Dopiero co zakończyły się zmagania Toyota Master Bangkok 2018, na których oglądaliśmy dwie drużyny z Polski, a już nadchodzą następne zawody, podczas których także zobaczymy naszych rodaków.
Zaledwie kilka dni dzieli nas od rozpoczęcia SuperNova CS:GO Malta 2018. 29 listopada łącznie osiem drużyn rozpocznie walkę o trofeum oraz nagrody pieniężne z puli wynoszącej $150 000. Niżej przedstawimy listę uczestników, którzy pojawią się na Malcie.
Gambit
HellRaisers
BIG
Team Kinguin
Virtus.pro
TyLoo
NRG
Team Liquid
Jak widać, podczas wcześniej wspomnianego wydarzenia zobaczymy sporo ekip na równym poziomie. Jedynie Team Liquid można nazwać znaczącym faworytem, który na papierze jest znacznie wyżej w rankingu, niż reszta zespołów biorących udział w zmaganiach. Bez wątpienia formacje, na których drodze staną Amerykanie mogą się obawiać, ponieważ ostatnie miesiące dla Liquid są dość udane. Owszem, TACO i spółka zaliczyli wpadkę na finałach szóstego sezonu ECS, ale nie można im odebrać wielu czołowych miejsc zajętych na bardzo prestiżowych zawodach.

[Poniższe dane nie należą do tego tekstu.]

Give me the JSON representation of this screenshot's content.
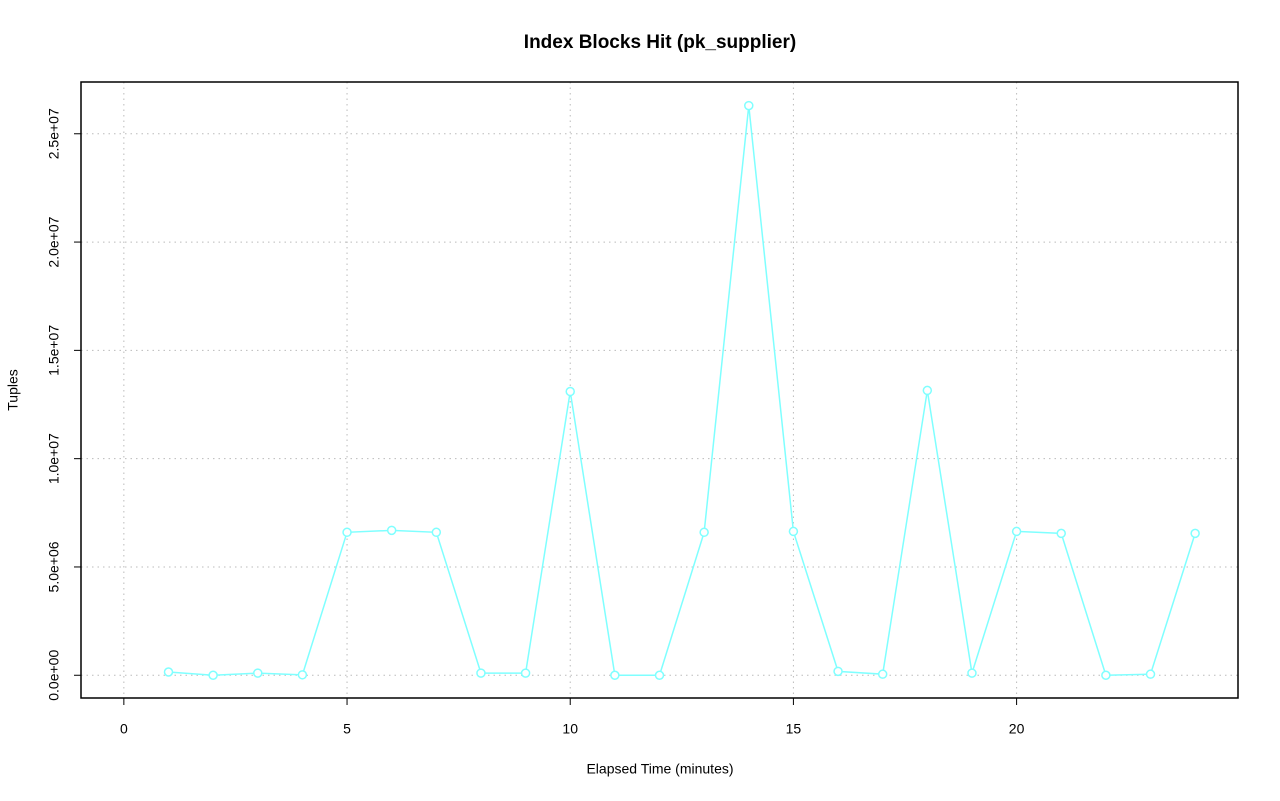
{
  "chart_data": {
    "type": "line",
    "title": "Index Blocks Hit (pk_supplier)",
    "x_label": "Elapsed Time (minutes)",
    "y_label": "Tuples",
    "x": [
      1,
      2,
      3,
      4,
      5,
      6,
      7,
      8,
      9,
      10,
      11,
      12,
      13,
      14,
      15,
      16,
      17,
      18,
      19,
      20,
      21,
      22,
      23,
      24
    ],
    "values": [
      150000,
      0,
      100000,
      20000,
      6600000,
      6690000,
      6600000,
      100000,
      100000,
      13100000,
      0,
      0,
      6600000,
      26300000,
      6640000,
      180000,
      50000,
      13150000,
      100000,
      6640000,
      6550000,
      0,
      50000,
      6550000
    ],
    "color": "#7fffff",
    "xlim": [
      -0.96,
      24.96
    ],
    "xticks": [
      0,
      5,
      10,
      15,
      20
    ],
    "ylim": [
      -1050000,
      27390000
    ],
    "yticks": [
      {
        "value": 0,
        "label": "0.0e+00"
      },
      {
        "value": 5000000,
        "label": "5.0e+06"
      },
      {
        "value": 10000000,
        "label": "1.0e+07"
      },
      {
        "value": 15000000,
        "label": "1.5e+07"
      },
      {
        "value": 20000000,
        "label": "2.0e+07"
      },
      {
        "value": 25000000,
        "label": "2.5e+07"
      }
    ],
    "grid": true
  }
}
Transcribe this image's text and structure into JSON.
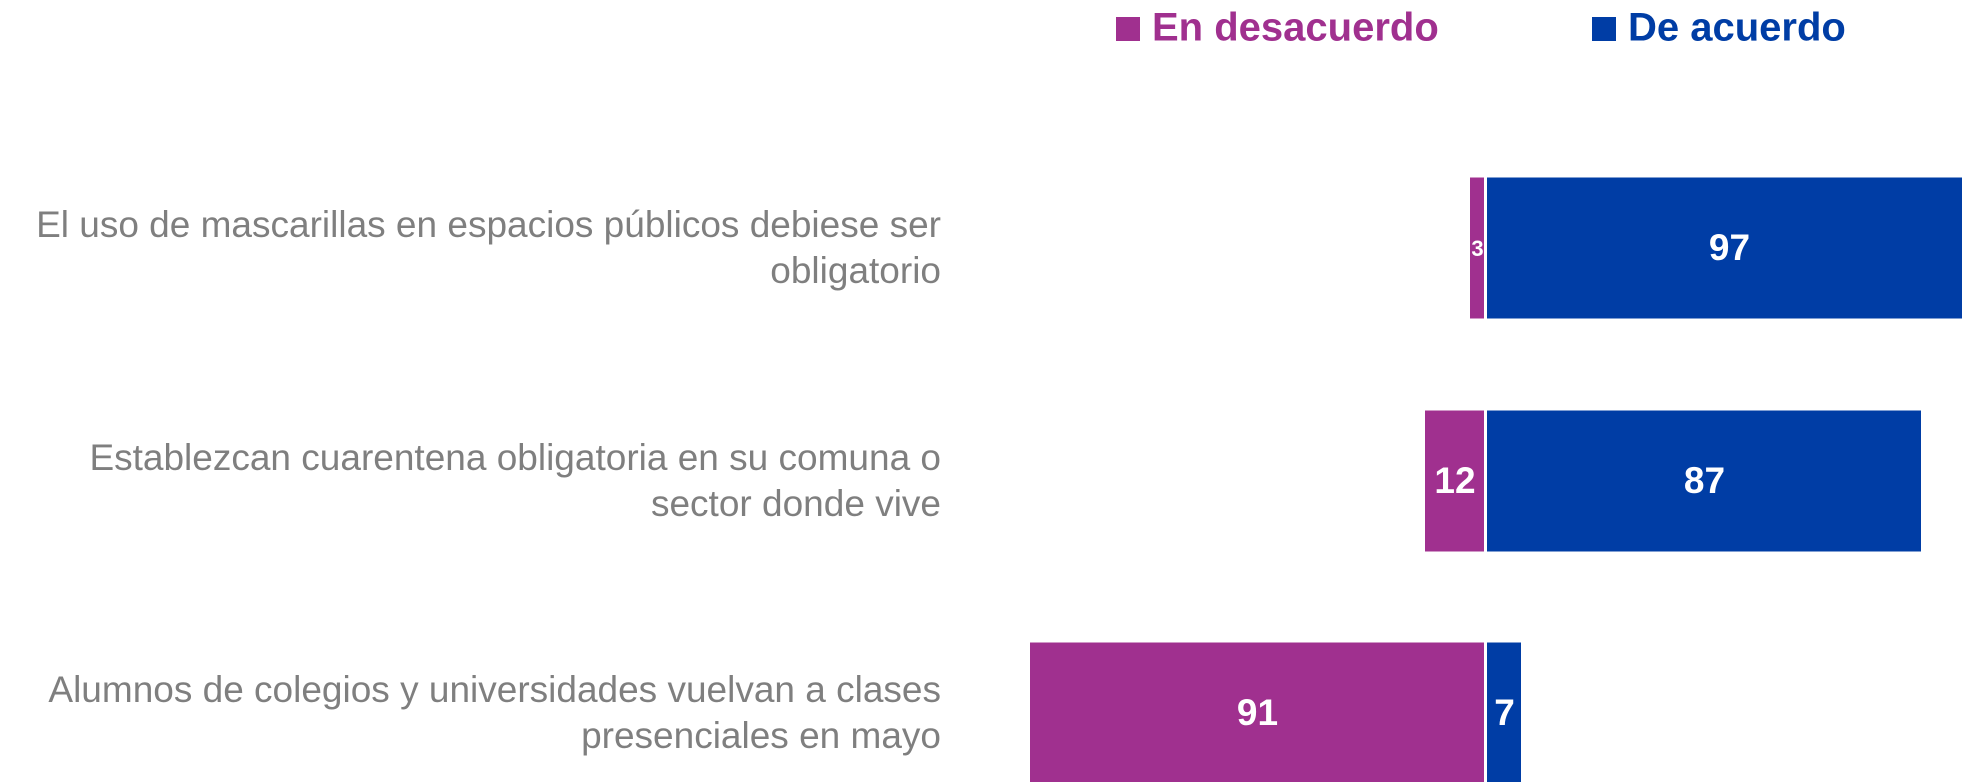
{
  "chart_data": {
    "type": "diverging-bar",
    "categories": [
      "El uso de mascarillas en espacios públicos debiese ser obligatorio",
      "Establezcan cuarentena obligatoria en su comuna o sector donde vive",
      "Alumnos de colegios y universidades vuelvan a clases presenciales en mayo"
    ],
    "series": [
      {
        "name": "En desacuerdo",
        "color": "#a0308f",
        "values": [
          3,
          12,
          91
        ]
      },
      {
        "name": "De acuerdo",
        "color": "#003da5",
        "values": [
          97,
          87,
          7
        ]
      }
    ],
    "legend": "top-right"
  }
}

Warto też wspomnieć o naszych rodakach. Team Kinguin niestety akurat przechodzi słabszy okres. Pingwiny mają za sobą dwa LAN-y, z którymi pożegnali się dość szybko, bo w rozgrywkach grupowych. Mowa o występie TaZa i spółki na cs_summit 3 oraz Toyota Master Bangkok. Nie można więc powiedzieć, że ten zespół nieźle się prezentuje w ostatnich tygodniach, ponieważ od ich triumfu na DreamHack Open Montreal coś w nim zgasło. Jeżeli chodzi o Virtus.pro, to formacja którą dowodzi NEO ostatnio zaczęła się rozpędzać. Zaliczyła niezłe wyniki w fazie zasadniczej ECS grając przeciwko np. fnatic oraz udało jej się awansować na finały ESEA MDL Global Challenge, podczas których nie tylko zagrają o prestiż i nagrody pieniężne, ale również o miejsce w kolejnym sezonie ESL Pro League.
Kilka tygodni temu otrzymaliśmy od organizatorów podział na grupy. Wygląda on następująco:
Grupa A
Team Liquid
Virtus.pro
Team Kinguin
NRG
Grupa B
Gambit
BIG
TyLoo
HellRaisers
Polacy nie trafili najlepiej. W swojej grupie mają dwie ekipy z Ameryki, które ciężko będzie pokonać. Niektórzy mówią, że Team Kinguin i Virtus.pro trafiły do „grupy śmierci” i ciężko się z tym nie zgodzić. Pozostaje jednak wierzyć, że zawodnicy pochodzący z Polski trafią z formą i nawiążą walkę o przejście do fazy pucharowej. Na początek VP podejmie Team Liquid, a Kinguin zmierzy się z NRG. Co do pojedynków w grupie B, to HR zagra przeciwko Gambit, a TyLoo z BIG. Dokładnych godzin tych spotkań jeszcze nie znamy.